The dominant method is LoRA (Hu et al. 2021): for each weight matrix W \in \mathbb{R}^{d \times k} you want to fine-tune, freeze it and add a low-rank update W' = W + B A, \qquad A \in \mathbb{R}^{r \times k}, \quad B \in \mathbb{R}^{d \times r}, with r \ll \min(d, k). Typical r is 8 to 64. Only A and B are trained — orders of magnitude fewer parameters than W.

The implicit assumption is that the update needed to specialize a pretrained model lives on a low-dimensional subspace. Empirically this is almost true. LoRA-fine-tuned models match or slightly underperform full fine-tunes on most benchmarks, at \sim 100\times less GPU memory.

7.3.2 QLoRA and quantized adapters

The combination of 4-bit quantizing the frozen base model and training LoRA adapters on top — QLoRA — lets you fine-tune a 70B model on a single consumer GPU. This is what democratized open-weights fine-tuning.

7.4 Continued pretraining

A middle ground between pretraining and SFT: keep training the base model on a large, in-domain corpus (medical papers, legal text, your company’s internal data) with the same next-token objective. Useful for adapting the model’s knowledge rather than its behavior. Usually done before SFT, not after.

7.5 Distillation

Train a smaller “student” model to match the output distribution of a larger “teacher”. Concretely, minimize \mathcal{L}_{\text{distill}} = \sum_{x,t} \mathrm{KL}\!\left(p_{\text{teacher}}(\cdot \mid x_{<t}) \,\Big\|\, p_{\text{student}}(\cdot \mid x_{<t})\right). Distillation has become a central technique in the LLM era because frontier models are too expensive to serve at scale. Smaller distilled models (1B–8B parameters) can capture a large fraction of the teacher’s capability at a tiny fraction of inference cost. Most of the open-weights “small” models you see in 2025 are heavily distilled.
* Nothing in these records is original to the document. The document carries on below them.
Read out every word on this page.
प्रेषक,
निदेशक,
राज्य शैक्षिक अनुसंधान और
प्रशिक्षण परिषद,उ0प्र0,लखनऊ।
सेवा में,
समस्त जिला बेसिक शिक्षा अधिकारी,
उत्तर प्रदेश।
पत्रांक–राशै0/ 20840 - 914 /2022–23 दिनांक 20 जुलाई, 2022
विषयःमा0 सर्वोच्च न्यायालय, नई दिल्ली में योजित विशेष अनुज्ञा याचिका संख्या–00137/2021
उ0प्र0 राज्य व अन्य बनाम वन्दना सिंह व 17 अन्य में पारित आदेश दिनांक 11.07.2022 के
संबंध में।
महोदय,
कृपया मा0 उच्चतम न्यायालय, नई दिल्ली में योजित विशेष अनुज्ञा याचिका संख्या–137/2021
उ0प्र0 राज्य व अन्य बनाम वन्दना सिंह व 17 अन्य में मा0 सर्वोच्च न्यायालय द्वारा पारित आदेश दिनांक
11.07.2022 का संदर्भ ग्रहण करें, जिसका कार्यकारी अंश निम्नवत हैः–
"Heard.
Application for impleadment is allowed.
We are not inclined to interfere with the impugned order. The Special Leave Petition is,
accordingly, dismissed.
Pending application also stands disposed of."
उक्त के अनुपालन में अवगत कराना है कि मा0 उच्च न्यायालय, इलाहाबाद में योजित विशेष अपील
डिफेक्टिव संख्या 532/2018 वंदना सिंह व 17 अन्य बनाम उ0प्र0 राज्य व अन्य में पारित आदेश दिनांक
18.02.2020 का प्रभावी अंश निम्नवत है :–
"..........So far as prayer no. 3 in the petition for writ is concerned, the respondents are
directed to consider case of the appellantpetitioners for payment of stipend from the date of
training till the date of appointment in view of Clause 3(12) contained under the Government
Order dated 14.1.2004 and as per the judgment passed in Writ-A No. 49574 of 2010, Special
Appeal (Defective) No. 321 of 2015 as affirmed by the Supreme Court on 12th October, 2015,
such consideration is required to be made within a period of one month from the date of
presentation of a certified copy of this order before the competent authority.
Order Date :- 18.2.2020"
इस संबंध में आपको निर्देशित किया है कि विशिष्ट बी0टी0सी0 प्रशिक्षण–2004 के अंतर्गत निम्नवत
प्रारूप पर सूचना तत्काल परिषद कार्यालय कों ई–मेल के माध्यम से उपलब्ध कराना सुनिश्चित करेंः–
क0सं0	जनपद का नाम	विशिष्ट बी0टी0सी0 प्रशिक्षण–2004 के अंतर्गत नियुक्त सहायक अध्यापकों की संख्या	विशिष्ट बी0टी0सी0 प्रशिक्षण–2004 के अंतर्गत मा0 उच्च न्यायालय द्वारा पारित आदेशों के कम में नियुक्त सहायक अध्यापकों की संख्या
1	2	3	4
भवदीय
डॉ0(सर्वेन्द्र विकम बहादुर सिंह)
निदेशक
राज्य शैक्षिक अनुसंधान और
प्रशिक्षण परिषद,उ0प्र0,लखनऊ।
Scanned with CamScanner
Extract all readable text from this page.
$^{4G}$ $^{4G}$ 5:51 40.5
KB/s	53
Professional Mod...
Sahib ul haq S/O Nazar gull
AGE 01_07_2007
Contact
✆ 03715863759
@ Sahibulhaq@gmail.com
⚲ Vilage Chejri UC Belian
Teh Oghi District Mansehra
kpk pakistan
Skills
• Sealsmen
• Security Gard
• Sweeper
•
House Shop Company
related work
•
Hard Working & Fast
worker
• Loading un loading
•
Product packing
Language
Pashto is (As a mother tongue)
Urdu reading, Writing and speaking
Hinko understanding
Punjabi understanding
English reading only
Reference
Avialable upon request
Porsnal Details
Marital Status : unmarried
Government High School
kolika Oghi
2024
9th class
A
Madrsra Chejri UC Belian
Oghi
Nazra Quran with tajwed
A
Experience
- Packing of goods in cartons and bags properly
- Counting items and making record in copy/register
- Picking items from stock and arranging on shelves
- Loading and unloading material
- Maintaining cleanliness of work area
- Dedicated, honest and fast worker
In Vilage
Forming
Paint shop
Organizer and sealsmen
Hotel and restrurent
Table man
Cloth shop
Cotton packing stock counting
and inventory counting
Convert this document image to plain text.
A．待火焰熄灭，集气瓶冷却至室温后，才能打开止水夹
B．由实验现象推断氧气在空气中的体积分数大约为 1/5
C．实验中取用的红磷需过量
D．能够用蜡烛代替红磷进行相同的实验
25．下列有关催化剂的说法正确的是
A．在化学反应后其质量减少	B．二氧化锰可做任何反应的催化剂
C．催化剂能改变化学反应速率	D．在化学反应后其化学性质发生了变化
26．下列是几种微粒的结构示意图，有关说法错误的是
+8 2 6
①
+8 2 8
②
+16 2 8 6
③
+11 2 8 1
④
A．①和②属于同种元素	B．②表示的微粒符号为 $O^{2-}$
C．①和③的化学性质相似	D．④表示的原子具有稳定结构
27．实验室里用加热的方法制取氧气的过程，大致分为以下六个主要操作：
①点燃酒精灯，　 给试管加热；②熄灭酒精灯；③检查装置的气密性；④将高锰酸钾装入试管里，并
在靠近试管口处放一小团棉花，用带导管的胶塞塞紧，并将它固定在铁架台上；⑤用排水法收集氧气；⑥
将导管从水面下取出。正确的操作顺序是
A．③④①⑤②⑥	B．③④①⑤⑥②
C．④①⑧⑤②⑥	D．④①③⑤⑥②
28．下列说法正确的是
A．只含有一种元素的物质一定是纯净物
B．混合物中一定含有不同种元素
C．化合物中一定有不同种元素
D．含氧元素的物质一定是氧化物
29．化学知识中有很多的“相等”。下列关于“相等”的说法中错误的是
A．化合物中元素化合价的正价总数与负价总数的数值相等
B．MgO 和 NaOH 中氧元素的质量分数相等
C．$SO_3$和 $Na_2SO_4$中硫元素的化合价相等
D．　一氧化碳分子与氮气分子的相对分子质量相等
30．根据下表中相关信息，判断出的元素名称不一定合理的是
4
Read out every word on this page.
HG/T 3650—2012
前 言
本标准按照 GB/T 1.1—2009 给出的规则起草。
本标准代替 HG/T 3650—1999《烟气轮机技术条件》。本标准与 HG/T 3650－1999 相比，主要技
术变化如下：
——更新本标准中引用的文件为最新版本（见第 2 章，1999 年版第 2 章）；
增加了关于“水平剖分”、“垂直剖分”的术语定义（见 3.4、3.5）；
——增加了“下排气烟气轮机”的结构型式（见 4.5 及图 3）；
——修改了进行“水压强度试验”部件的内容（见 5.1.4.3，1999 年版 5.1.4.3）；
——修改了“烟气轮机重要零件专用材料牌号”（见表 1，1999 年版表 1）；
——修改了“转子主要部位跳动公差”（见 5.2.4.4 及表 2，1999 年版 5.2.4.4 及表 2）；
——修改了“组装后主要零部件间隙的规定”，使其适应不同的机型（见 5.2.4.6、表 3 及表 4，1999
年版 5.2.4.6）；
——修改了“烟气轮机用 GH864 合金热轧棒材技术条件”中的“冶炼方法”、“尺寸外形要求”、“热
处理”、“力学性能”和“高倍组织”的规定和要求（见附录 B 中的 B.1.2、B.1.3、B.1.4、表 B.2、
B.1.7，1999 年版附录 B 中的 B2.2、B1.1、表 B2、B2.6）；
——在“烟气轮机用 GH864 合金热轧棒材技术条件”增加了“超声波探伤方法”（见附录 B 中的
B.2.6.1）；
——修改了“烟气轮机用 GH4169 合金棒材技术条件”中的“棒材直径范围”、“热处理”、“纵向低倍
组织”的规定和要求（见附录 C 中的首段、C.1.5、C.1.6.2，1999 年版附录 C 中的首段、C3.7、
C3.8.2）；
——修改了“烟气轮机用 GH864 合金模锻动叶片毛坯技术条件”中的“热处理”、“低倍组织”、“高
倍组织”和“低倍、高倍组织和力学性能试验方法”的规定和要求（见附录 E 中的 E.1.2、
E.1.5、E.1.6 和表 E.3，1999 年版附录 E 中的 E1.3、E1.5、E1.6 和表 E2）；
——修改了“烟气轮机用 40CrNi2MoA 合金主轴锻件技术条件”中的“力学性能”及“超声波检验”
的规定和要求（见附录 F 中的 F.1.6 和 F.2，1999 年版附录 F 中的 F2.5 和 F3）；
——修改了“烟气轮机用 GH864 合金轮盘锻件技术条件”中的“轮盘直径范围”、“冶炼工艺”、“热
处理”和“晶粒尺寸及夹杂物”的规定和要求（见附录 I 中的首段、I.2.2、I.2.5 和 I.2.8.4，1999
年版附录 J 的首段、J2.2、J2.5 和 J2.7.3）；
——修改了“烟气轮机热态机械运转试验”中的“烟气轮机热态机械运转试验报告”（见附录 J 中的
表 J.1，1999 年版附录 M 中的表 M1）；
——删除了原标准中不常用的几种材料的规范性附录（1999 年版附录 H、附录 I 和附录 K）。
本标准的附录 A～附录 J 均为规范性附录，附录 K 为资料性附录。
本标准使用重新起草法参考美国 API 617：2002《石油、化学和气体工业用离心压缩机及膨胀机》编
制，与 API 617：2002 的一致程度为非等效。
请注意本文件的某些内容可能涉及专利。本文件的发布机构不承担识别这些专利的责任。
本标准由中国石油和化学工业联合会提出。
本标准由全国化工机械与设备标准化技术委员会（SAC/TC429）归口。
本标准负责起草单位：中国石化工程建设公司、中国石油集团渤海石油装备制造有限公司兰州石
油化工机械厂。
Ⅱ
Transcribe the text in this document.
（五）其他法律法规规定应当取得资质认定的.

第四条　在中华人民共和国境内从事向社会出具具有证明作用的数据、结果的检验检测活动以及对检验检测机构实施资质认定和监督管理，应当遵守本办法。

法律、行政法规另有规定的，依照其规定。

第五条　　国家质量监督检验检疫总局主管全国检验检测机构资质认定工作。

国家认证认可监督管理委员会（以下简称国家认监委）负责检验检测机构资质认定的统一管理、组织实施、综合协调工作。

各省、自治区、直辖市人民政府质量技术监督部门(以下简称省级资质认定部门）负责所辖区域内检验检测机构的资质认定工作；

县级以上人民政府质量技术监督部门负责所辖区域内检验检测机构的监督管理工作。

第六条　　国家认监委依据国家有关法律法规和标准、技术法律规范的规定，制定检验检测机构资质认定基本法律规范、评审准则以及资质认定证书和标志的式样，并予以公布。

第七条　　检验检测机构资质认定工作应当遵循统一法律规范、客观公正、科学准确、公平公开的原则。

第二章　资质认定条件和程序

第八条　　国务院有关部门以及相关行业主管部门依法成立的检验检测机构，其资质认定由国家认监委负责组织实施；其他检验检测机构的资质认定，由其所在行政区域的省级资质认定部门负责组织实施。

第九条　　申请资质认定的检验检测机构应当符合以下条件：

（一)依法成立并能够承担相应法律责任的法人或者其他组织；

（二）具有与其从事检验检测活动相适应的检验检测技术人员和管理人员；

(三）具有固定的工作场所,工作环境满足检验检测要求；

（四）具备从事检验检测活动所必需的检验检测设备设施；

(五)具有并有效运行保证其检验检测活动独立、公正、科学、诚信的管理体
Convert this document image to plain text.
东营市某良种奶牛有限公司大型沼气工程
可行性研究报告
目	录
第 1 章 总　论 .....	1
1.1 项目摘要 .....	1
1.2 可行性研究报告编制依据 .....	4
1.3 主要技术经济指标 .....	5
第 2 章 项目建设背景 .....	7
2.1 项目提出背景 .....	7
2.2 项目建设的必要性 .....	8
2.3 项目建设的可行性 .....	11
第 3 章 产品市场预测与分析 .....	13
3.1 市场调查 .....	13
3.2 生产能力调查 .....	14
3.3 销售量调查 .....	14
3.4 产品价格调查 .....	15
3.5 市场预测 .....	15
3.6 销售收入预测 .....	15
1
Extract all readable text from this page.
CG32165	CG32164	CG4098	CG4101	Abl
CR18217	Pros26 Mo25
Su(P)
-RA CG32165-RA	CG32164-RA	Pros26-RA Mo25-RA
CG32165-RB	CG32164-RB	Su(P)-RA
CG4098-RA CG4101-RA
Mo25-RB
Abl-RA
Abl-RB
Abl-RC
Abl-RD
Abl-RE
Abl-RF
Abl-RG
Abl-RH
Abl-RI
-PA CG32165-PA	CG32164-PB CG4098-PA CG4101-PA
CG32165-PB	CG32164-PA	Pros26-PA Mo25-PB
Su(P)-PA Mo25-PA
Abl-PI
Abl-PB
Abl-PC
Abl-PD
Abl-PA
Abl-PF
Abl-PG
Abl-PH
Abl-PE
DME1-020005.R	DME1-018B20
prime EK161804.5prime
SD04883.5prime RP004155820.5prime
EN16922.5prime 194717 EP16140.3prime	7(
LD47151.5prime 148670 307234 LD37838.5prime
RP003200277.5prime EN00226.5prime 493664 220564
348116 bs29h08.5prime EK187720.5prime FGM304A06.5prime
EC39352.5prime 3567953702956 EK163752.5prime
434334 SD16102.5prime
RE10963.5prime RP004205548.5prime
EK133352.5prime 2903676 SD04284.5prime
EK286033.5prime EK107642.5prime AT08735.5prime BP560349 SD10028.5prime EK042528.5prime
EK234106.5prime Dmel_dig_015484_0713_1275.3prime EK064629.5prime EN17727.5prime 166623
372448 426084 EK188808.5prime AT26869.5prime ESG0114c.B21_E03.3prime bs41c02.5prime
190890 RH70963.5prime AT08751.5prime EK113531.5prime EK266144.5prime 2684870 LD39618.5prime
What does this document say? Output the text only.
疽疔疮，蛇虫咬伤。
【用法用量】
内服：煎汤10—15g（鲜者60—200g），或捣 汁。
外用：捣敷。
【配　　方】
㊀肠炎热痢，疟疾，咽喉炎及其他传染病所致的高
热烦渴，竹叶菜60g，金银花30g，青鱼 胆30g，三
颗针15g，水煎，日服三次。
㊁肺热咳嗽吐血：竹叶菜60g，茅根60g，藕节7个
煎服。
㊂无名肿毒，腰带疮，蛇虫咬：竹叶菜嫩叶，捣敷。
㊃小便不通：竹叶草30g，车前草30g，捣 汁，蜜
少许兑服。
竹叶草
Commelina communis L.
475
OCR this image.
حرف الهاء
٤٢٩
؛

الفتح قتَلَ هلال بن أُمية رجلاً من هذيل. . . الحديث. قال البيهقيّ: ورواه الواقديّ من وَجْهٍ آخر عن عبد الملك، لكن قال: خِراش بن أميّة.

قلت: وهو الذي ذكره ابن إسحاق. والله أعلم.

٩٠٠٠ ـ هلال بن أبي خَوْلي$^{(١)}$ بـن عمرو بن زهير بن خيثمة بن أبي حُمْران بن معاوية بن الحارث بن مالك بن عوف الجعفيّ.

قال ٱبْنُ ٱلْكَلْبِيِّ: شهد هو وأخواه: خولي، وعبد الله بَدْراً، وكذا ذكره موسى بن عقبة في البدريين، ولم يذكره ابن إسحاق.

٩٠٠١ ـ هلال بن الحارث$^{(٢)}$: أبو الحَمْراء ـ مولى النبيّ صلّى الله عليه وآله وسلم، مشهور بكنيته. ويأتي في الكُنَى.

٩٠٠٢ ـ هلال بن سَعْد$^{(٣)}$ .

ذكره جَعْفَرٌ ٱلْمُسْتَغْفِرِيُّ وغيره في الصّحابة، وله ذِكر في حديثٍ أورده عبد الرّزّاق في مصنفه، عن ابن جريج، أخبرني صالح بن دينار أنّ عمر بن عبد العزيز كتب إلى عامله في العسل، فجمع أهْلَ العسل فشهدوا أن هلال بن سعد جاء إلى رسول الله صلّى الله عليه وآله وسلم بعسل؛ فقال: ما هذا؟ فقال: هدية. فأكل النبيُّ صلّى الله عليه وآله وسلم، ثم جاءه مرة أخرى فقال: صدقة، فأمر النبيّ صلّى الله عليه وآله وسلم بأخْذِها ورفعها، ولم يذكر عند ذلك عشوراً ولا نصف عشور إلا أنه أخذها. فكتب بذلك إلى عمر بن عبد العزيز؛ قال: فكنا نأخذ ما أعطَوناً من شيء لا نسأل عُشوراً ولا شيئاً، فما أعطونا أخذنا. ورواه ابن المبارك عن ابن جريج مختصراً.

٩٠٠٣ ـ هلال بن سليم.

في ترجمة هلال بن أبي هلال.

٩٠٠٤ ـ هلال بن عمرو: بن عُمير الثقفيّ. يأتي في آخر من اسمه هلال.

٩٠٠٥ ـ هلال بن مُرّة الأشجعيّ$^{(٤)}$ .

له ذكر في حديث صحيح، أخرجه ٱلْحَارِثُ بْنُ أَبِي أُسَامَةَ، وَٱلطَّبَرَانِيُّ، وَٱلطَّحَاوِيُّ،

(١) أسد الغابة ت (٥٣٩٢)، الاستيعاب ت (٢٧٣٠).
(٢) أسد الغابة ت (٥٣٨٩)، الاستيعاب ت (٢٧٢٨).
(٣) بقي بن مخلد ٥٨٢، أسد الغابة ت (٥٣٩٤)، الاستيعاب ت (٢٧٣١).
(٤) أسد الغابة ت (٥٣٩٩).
7.6 When fine-tuning is not the answer

Two cases where the right answer is not fine-tuning:

  • Retrieval-augmented generation (RAG). If you need the model to know facts that change frequently or are private, retrieve them at inference time and put them in the prompt. Fine-tuning on facts is a poor knowledge-store.
  • Prompting. If a well-written system prompt or a few in-context examples is enough, do that. It is much cheaper, much faster to iterate, and does not lock you into a single model version.

Fine-tuning is the right answer when you need to change behavior (format, tone, refusal patterns) or teach a skill (a domain-specific reasoning pattern, a structured output schema) that is too costly to demonstrate at every inference time.